The Raptors hear the chatter and their families and friends and agents keep them up to date on the ever-churning rumour mill.
They see and feel the losses mount in a season that was filled with promise but that’s now circling the drain and they can sense that change may be coming.
No one wants to get traded in the middle of an NBA season and they also know the best way to assure that doesn’t happen is to somehow turnaround the team’s fading fortunes.
If not? Well, something’s likely to happen, if not in the next three weeks than definitely in the summer.
“The better you play and the better your team does, the lower the chance anybody getting shipped out of here,” a candid Fred VanVleet said this week in Minneapolis.
“If you (crap) the bed you set yourself up for anything to happen. So we’ve got to control the controllables.”
The harsh truth is that the Raptors have not controlled the controllables for any length of time this season.
They’ve never won more than three games in a row, they awoke Friday to the realization that they are closer to 13th in the East than they are to 10th and the final play-in post-season slot. And they’ve not shown any measure of consistency that would create any optimistic view that the season will miraculously turn around.
It could, of course. There is abundant talent on the roster and they give themselves a chance to win most games. But they haven’t won nearly enough and that’s not going to sit well with the front office.
Everyone knows it. Everyone hears about possible mid-season deals. Somehow the players need to block it all out and the best way is to string together some wins and to start feeling good about themselves.

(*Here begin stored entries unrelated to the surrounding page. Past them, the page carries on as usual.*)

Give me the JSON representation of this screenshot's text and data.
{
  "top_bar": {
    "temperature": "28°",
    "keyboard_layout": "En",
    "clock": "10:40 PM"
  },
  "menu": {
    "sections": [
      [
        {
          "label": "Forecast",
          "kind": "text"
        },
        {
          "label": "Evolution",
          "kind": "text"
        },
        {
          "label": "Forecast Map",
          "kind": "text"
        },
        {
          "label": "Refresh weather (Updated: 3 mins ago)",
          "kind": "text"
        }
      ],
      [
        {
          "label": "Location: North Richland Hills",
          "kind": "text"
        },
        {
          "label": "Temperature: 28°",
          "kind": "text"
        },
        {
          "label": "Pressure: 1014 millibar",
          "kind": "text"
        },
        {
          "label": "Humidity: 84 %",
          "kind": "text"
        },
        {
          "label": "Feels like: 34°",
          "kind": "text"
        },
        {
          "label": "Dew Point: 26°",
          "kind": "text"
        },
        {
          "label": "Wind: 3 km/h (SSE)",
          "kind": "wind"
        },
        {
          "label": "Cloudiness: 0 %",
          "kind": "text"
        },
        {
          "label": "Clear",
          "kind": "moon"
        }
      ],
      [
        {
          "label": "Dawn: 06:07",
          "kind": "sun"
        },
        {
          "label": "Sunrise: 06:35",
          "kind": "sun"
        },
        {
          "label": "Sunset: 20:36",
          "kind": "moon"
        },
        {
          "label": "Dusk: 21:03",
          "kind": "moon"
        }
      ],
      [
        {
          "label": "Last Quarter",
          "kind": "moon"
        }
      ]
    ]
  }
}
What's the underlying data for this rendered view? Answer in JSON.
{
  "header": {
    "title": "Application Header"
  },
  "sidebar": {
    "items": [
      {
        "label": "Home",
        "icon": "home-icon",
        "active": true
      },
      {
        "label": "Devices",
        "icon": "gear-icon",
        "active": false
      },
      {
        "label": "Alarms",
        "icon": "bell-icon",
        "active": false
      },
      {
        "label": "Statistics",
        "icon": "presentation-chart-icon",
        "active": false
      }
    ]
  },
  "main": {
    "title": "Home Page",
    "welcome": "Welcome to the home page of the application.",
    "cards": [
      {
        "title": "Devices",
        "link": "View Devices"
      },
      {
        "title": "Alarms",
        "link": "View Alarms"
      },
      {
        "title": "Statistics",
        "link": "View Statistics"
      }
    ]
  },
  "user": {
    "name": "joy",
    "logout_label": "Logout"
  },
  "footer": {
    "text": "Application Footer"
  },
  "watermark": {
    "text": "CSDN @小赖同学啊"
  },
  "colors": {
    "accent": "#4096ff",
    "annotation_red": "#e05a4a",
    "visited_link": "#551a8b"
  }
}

“We got something there,” VanVleet said. “It might not look good, like what everybody wants it to look like, (but) we got hot the last year and changed everybody’s expectation for what this group could do this year, rightfully so.
“We haven’t answered that up until January. So we got a couple of months to figure (it) out. I’m confident in the bunch that we have, regardless of what happens in the next couple of weeks.”
There wasn’t much confidence to be gained from the most recent Raptors loss, a 128-126 defeat in Minnesota on Thursday when they managed to score just 17 fourth quarter points and couldn’t put away a team finishing a hard back-to-back that had begun a night earlier in Denver.
So instead of coming home with two wins in three games over four nights on the road and with five wins in seven games, they had to dwell on a big lead blown, another close loss to digest and a much less palatable 4-3 record that did nothing to enhance their position in the standings.
And it will surely raise more questions — and reaffirm ones that already exist — about the viability of this group.
“There’s definitely too many of the games where we just didn’t compete,” VanVleet said. “Like coach says, you get one of those every once in a blue moon, but we’ve had too many of those.
“We’ve played well and we’ve played bad. Our bottom line has got to be a little bit higher. Our lull games have to be a little bit higher, but our standards are still pretty high.”
High? Fine. Realistic? To be determined.
“It’s not getting any easier for us to go out there and perform but you know, adversity should bring you closer together and be able to build out of this thing with something positive,” VanVleet said. “I like the way that we’ve been going lately but like I said we definitely put ourselves in a little bit of a hole.”